Her family arrived. Her son paced outside the room until he could find the courage to walk in. He sat beside his mother on that last day and covered her hand with his. He ran his fingers over her wedding ring and watched the sun turn the stone in it to rainbow prisms that delighted him as a small boy. The ring was loose on his mother’s finger; her hand was so small on the cover. He wished she could see him, but her eyes were facing the window. A cloud was there, a small fat cloud. When he was little his mother told him fanciful stories about a cloud that followed her, and pointed a cloud out to him that she swore was always there. He would look for it when he was a child, and show her excitedly when he would see it hovering near their home. He had forgotten about that cloud until just now.
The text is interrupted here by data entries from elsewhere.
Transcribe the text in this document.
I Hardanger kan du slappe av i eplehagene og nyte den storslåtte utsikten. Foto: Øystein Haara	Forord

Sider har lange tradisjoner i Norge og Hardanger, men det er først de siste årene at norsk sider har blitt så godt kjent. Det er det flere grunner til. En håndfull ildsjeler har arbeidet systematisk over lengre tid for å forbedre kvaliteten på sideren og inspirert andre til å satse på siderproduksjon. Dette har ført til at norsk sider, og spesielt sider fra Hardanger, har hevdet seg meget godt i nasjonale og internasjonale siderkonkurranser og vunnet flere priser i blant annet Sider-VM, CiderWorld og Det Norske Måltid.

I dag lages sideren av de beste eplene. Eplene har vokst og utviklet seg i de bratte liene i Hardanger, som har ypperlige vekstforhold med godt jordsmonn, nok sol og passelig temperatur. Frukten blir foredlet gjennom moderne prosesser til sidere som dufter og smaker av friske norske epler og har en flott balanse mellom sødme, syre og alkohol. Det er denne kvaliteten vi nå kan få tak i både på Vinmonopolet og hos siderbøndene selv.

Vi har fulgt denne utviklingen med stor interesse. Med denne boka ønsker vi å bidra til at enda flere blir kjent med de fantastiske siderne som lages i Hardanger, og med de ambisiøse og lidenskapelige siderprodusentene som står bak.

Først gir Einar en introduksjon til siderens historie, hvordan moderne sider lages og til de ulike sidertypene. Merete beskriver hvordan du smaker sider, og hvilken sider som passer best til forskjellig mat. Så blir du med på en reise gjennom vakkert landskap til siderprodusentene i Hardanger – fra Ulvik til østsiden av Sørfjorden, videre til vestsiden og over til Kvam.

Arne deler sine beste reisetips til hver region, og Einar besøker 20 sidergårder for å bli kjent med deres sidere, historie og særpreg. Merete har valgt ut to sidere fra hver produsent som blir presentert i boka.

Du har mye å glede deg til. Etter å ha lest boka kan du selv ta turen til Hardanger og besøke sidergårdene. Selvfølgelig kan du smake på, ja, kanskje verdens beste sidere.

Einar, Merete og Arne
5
The cloud was just outside the window, so close she could touch it. She could feel her son’s hand on hers and in her mind squeezed it as much love as she could. She slipped it out from under his and extended it toward the window. The cloud was so close; did they see it? In an instant the waiting cloud enveloped her and when she finally closed her eyes she felt every loving embrace she had ever known. It was her family, and her husband, her son, her best friend. She held on tightly and felt herself grow light and full as the cloud. She felt the sun lift her and spread her soul like glittering motes of dust through the air.